Mercedes E-Class- 'This is prince that's not yet a king'
New car is a technology goldmine
I think we're in danger of getting carried away a bit with talk of driverless cars and autonomous driving. I prefer to DRIVE my car. Otherwise, I might as well get the bus or take a lift.
Don't get me wrong. I'm all for the attendant advances in technology - there are significant safety enhancements.
And, yes, I have been behind the wheel of cars that drove themselves for short periods (the systems insist you put your hands back on the wheel within 15 seconds). It's wonderful, extraordinary even, to see a car change lanes on its own at 100kmh just after you indicate. That was in the new Mercedes E-Class which can, incidentally, also park itself - my car on test here had Parking Pilot. I've no doubt it is all going to be an increasing part of our motoring future in some way or other. Certainly our cars are doing more for us - so much we don't even notice.
But you can never get away from how a well-engineered motor makes you feel or how good it is to drive, to sense/generate the energy, the propulsion. I hope these elements are not lost to us.
Mercedes have done lots of things on several fronts with their new E-Class; it is a technological gold mine in many respects. They certainly needed tangible advances if they hope to swing 'drivers' from the likes of the BMW 5-series, Audi A6 and Jaguar XF.
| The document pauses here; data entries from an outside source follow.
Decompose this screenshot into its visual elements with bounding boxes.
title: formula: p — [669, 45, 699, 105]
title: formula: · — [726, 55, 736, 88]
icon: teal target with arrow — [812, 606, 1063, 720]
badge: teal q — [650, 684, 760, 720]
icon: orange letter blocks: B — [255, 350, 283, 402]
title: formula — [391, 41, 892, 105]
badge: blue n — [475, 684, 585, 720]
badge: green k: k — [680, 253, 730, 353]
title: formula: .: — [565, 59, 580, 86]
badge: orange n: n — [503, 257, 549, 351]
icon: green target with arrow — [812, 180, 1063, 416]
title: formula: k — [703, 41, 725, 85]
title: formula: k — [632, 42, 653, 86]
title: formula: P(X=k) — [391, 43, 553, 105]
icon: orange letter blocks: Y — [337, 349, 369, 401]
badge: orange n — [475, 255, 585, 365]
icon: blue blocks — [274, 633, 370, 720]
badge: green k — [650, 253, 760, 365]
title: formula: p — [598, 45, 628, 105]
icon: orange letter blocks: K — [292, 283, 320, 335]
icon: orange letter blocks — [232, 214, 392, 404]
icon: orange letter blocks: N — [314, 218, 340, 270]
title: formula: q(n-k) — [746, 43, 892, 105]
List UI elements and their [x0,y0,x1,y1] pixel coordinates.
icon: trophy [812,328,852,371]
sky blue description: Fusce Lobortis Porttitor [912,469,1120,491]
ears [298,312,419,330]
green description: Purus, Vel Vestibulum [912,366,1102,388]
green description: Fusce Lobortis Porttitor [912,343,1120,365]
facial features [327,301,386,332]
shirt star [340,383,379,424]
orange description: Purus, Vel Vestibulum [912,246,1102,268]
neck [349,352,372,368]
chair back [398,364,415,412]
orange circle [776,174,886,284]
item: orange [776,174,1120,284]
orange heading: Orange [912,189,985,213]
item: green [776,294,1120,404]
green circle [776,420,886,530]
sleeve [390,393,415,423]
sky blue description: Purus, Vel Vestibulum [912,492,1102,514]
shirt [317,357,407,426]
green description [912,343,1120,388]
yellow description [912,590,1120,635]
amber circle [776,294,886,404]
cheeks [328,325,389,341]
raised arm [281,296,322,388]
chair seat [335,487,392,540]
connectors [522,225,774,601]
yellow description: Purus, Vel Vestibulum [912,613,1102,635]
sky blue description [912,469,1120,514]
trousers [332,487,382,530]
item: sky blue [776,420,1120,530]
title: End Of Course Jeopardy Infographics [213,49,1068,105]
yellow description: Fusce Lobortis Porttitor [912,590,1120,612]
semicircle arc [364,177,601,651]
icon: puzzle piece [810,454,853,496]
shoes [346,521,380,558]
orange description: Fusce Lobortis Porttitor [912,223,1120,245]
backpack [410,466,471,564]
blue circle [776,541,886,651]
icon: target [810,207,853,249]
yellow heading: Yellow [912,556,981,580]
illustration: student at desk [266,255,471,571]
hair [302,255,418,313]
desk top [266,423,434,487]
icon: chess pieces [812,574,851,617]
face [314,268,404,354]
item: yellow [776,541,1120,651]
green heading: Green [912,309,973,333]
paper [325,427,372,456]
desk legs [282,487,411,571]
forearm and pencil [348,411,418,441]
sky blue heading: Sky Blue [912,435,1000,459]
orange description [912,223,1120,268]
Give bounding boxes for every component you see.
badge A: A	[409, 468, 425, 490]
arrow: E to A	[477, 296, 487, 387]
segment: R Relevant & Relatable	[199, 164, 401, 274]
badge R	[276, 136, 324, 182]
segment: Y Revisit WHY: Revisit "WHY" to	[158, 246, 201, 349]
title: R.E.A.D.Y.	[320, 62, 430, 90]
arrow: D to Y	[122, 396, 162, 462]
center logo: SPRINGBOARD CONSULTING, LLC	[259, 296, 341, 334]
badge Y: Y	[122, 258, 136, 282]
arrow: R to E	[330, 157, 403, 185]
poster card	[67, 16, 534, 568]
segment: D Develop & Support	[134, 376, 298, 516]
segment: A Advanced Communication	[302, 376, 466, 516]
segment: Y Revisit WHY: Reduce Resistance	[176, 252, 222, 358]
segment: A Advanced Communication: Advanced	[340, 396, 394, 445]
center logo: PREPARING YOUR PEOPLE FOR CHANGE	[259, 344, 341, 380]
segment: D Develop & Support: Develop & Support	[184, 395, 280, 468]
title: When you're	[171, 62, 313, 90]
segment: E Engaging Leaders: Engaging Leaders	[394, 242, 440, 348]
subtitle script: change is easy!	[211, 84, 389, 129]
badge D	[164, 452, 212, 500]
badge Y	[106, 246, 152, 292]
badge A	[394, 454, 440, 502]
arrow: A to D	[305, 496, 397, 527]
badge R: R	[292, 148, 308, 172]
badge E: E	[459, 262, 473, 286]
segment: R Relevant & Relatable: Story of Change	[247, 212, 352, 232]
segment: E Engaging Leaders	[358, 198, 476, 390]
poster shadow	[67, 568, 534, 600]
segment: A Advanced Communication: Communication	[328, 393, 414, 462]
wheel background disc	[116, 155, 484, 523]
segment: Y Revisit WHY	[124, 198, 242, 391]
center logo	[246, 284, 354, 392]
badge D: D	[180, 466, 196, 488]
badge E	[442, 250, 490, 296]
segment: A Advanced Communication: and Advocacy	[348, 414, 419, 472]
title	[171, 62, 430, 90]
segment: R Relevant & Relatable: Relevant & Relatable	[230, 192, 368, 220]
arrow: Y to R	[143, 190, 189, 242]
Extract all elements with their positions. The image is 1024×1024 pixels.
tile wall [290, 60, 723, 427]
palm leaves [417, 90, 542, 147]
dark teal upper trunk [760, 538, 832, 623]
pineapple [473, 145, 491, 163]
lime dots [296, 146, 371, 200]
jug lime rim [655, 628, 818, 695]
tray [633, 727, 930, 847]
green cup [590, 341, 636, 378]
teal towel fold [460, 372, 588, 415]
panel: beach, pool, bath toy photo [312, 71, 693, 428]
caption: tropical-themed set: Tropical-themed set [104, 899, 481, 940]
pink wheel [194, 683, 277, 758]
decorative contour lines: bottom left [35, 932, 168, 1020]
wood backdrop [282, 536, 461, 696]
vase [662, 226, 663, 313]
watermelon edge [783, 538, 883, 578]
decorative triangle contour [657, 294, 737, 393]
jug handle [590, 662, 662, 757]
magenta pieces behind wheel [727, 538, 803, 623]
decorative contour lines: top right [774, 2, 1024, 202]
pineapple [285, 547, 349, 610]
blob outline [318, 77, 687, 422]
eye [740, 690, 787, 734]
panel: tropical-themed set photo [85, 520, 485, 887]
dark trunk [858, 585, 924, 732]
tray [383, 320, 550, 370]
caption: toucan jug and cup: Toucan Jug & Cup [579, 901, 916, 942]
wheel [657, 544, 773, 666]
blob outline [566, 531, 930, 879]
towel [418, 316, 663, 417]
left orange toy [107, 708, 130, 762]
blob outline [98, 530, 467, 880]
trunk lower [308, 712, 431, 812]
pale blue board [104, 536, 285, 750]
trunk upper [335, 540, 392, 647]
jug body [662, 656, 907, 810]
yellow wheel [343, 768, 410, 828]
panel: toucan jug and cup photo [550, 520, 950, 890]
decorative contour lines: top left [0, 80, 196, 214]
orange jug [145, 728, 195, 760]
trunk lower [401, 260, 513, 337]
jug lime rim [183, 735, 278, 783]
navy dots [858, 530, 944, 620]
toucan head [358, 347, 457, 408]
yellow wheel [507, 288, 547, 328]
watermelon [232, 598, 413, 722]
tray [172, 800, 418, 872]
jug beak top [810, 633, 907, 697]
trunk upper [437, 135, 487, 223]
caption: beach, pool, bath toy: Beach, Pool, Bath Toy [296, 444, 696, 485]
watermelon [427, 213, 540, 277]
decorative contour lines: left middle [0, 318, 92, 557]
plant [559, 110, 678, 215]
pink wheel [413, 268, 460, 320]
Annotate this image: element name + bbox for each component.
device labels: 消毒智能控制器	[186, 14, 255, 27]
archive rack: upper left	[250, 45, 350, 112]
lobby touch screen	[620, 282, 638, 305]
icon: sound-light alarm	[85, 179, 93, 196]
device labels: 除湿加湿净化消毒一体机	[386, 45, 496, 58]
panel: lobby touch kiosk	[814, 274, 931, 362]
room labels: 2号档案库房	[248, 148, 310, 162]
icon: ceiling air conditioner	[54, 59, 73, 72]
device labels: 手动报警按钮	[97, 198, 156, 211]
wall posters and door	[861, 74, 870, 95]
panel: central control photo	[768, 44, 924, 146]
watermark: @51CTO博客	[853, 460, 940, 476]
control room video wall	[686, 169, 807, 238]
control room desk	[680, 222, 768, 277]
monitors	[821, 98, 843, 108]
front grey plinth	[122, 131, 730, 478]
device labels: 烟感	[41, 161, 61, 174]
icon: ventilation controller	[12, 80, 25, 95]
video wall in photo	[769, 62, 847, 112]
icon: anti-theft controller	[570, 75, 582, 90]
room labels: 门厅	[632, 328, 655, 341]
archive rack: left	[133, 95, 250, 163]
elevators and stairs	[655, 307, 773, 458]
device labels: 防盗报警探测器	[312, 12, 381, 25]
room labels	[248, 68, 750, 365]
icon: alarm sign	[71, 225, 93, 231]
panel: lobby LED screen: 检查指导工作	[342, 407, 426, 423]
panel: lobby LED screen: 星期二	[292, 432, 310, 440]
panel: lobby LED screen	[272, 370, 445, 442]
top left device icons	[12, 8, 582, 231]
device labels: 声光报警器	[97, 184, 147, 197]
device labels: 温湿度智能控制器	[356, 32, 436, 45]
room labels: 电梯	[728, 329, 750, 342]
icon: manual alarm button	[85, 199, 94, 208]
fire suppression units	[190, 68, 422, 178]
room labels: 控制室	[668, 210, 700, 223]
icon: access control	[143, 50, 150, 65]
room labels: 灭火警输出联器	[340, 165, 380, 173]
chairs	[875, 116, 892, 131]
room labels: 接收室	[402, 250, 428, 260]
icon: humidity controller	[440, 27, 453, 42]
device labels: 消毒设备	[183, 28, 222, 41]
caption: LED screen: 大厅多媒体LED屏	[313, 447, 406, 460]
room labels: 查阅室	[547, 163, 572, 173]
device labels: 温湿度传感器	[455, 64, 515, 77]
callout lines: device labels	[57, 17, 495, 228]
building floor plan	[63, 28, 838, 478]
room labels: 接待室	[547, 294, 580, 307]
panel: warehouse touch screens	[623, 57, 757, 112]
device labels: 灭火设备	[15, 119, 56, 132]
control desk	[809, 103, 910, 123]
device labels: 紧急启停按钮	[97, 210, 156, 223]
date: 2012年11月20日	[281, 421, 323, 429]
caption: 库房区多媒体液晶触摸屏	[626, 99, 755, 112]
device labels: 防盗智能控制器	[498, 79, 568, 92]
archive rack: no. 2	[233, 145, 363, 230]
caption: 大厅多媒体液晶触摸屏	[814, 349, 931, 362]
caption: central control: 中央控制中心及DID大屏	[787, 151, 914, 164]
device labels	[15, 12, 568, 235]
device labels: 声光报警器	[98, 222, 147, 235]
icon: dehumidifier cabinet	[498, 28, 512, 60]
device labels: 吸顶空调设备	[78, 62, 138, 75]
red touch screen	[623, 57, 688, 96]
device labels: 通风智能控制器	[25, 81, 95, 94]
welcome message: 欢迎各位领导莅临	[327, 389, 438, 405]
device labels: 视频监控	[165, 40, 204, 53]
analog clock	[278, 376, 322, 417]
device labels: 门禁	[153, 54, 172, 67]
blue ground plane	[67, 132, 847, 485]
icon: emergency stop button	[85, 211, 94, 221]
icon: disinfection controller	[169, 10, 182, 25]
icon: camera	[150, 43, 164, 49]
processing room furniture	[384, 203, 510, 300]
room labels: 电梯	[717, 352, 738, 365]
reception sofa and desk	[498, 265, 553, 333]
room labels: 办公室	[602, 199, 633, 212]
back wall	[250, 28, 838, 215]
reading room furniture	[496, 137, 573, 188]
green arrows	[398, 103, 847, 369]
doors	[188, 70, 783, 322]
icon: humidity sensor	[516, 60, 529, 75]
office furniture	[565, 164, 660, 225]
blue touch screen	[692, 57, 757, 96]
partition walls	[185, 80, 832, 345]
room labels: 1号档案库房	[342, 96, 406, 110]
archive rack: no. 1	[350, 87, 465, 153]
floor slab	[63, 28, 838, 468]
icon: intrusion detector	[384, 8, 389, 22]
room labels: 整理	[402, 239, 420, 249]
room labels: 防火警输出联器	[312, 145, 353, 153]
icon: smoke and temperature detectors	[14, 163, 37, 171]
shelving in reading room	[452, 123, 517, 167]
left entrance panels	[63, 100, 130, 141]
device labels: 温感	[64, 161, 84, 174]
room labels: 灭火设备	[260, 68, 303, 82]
They have certainly made one of the finest cabins in this or any other mainstream car. It works on a number of levels: from the design and sweep of the dash, the way and the simplicity with which information is displayed across your lines of vision, the big strong seats, depth of comfort and decent roominess. Many passengers said the same thing: "This is a nice car." It is.
They have also installed a fine new engine under the bonnet. It's a 2-litre diesel from a new Merc 'family' that cost €2.6bn to develop and it makes a world of difference. The old 2.1-litre had become gruff and outdated. All of a sudden there is a reason to DRIVE (as opposed to be driven in) this: the new 4cyl was quick, had smooth uptake, more power (194bhp), better fuel consumption and lower emissions. Watch out for this engine in loads of other Mercs as the months and years slip by.
Cars in this category are usually conservatively styled and the E-Class largely follows suit. I think it looks dull enough in dark colours but these things are subjective so I wouldn't hold that against it. With AMG trim it looks much better. I wouldn't be a fan of the Saddle Brown Nappa leather in my test car either. Seriously strong colour. Old-fashioned, conservative me? Maybe.
Far more important, however, is conservatism on price. To look at the accompanying Facts & Figures panel, the €60,000 cost appears far from moderate. To be fair, my test car had lots of extra bits and pieces. But at basic level, they claim standard spec on the new car is worth €7,000 over the old one and the starting price of €52,859 is €850 lower. That's all part of an unprecedented push to make the E-Class the big seller in its segment and Mercedes the world's number-one luxury car-maker by next year.
It is undoubtedly the best thing they've done to date at this level, forging engineering and technology to a degree few can match.
But while it is much better to drive than heretofore, BMW 5-series and Jaguar XF owners can breathe easily: this is not as good on handling and ride. That's because it is set up more for comfort than out-and-out dynamism. And it does that particularly well.
Among the many little items on board was a '64-colour ambient lighting' feature - lighting in and around the cockpit that I loved. My youngest daughter asked me to make it purple - in honour of the recently departed Prince. And that's how we travelled in it. Only afterwards did it strike me how apt the decision had been.
This is now a prince - not yet king - of a car in its own right. It's younger in itself, is innovative and well set for a real drive - human or autonomous - into the future.
Facts & figures
Mercedes E-Class 220d automatic (9G-Tronic) saloon, Avantgarde with AMG Line. 1,950cc, 194bhp, 3.9/4.3 litres/100km depending on model, 112g/km, €200 road tax.
Price for 220d Avantgarde from €52,850; AMG Line €57,650, options (full parking pack, keyless Go) help push test car price to €60,492.
Equipment included: Parking Pilot, AMG trim, 19ins alloys, Saddle brown Nappa Leather upholstery, reverse camera, 64 colour ambient lighting, larger fuel and AdBlue tanks, heated front seats, Bluetooth, Garmin navigation, Adaptive Brake Assist, several airbags.